Le sort s’acharne sur l’écurie Valiant. Des années que le petit poucet de l’industrie comics US attendait SON adaptation cinématographique pour toucher le grand public et Bloodshot devait enfin ouvrir le bal. Sauf qu’un certain COVID 19 est passé par là et a tué l’idée dans l’œuf… Seule compensation, ce raté a été l’occasion de relancer une nouvelle série BD de ce super-soldat mi-homme mi-machine, dont le premier volume en français vient de paraître.
Des années de développement, plusieurs stars se bousculant pour reprendre le rôle-titre jusqu’à ce que Vin Diesel (Fast & Furious) emporte la mise, un réalisateur venu du monde des jeux vidéos… Bref, Bloodshot – Le Film aurait dû ouvrir une nouvelle ère pour Valiant. Sauf que le film est sorti… Â quelques jours seulement du confinement qui a mis le monde entier à l’arrêt. Moralité : il est resté mort-né et après seulement quelques jours d’exploitation en salles et quelques rares critiques pas très emballées, il est aujourd’hui sorti sans fanfare en VOD, condamné à rapidement disparaître de l’horizon.

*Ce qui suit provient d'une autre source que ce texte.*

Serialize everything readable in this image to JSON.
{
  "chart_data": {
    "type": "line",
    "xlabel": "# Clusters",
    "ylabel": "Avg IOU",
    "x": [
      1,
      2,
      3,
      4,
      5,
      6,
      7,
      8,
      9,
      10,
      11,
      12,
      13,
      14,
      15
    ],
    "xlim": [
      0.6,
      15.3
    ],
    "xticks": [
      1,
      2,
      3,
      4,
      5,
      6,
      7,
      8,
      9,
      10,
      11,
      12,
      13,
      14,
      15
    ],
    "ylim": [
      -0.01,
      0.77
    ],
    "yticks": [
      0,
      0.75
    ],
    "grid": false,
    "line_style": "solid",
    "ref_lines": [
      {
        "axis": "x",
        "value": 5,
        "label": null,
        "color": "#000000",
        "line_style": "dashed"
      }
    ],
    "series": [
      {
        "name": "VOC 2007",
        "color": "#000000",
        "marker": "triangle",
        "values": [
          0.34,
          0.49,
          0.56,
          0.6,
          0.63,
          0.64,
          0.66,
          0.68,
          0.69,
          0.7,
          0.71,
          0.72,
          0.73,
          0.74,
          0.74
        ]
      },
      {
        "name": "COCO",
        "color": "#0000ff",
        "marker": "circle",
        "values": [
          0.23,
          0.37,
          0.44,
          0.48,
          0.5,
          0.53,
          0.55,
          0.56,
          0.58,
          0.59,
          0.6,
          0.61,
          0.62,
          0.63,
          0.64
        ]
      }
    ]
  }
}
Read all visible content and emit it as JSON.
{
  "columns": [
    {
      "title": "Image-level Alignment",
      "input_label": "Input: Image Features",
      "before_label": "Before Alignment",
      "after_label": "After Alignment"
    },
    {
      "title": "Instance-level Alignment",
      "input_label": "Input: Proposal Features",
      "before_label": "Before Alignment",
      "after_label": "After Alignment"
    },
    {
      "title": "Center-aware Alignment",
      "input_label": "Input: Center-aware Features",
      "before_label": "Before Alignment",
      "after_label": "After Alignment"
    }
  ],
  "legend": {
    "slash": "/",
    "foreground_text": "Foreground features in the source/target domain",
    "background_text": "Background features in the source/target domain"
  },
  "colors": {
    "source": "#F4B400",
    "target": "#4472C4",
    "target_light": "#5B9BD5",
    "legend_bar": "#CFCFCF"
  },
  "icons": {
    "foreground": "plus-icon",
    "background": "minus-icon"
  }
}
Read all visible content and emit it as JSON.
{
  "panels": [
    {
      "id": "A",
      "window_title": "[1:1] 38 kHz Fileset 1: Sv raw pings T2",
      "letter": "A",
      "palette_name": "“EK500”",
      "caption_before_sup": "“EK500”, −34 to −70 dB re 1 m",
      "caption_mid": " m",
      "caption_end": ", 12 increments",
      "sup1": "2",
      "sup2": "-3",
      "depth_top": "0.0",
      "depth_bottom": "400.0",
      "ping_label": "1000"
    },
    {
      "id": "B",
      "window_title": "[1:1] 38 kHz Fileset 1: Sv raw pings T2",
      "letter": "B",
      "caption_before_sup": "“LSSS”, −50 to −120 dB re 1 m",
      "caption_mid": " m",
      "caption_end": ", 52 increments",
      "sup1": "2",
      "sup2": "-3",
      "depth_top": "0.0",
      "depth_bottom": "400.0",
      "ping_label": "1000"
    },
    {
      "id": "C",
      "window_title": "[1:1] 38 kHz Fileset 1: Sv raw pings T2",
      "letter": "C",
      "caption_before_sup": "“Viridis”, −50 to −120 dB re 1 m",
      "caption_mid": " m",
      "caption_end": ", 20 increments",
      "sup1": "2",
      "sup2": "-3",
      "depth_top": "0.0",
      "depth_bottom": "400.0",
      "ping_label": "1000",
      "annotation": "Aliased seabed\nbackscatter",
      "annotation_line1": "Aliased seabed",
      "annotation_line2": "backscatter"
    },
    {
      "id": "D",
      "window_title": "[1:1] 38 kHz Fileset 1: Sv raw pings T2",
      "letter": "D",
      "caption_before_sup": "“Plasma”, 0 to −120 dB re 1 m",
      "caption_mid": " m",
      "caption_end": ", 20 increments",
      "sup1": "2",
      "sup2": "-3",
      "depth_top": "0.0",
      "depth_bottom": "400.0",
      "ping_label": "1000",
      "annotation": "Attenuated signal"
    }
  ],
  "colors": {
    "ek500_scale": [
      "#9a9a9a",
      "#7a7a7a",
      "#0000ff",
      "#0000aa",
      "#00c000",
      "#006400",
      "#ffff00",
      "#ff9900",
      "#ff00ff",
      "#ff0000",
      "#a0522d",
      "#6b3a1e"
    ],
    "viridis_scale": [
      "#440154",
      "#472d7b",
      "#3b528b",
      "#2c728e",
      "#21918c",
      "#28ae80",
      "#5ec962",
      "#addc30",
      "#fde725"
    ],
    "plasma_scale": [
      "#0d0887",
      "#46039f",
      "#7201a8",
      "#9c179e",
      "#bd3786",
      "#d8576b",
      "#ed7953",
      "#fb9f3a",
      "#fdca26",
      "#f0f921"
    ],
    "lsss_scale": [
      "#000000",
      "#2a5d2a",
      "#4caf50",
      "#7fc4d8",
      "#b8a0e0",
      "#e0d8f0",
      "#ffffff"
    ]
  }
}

Un tour du sort plutôt cruel, surtout lorsqu’on attaque la lecture de la nouvelle série BD du même nom qui devait accompagner le film. Ni vraiment reboot ni stricte continuité de la série précédente (Bloodshot Salvation), cette nouvelle aventure peut se lire de façon indépendante et permet surtout de remettre à jour deux ou trois détails essentiels. Notamment en mettant à sa tête un nouveau duo artistique, le scénariste Tim Seeley et surtout le dessinateur Brett Booth.
Alors oui, ce vrai-faux nouveau Bloodshot est, à l’image du film, beaucoup plus porté sur l’action et moins sur la psychologie. Quitte à tomber un chouia dans l’outrance… Il faut dire que ce personnage de super soldat virtuellement immortel dont le corps est sans cesse régénéré par des nanites, des sortes de microscopiques robots aux capacités illimitées permet tout. Quitte à faire subir à ce héros traqué par à peu près tout le monde les pires souffrances : en une petite centaine de pages, il est tour-à-tour criblé de balles, brûlé au dernier degré, découpé par une palle d’hélicoptère ou encore éparpillé façon puzzle par un bazooka et on en passe. Et à chaque fois, il se régénère, avec toujours (autre nouveauté ici) une petite blague caustique en bandoulière.
Or justement, avec son trait très dynamique et très années 90 qui rappelle parfois celui de Todd McFarlane (le créateur de Spawn) ainsi que son sens de la dynamique, Booth donne un sacré coup de fouet à ce personnage amateur de gros flingues qui, par le passé, n’avait pas toujours hélas été servi par un graphisme assez punchy. Quant à Seeley, en lançant à ses trousses une sorte d’agence gouvernementale secrète agissant pour ses propres intérêts, il reste fidèle à l’état d’esprit techno-thriller d’origine mais réussit à imprimer sa patte, moins mystique on va dire et plus portée sur l’action pure.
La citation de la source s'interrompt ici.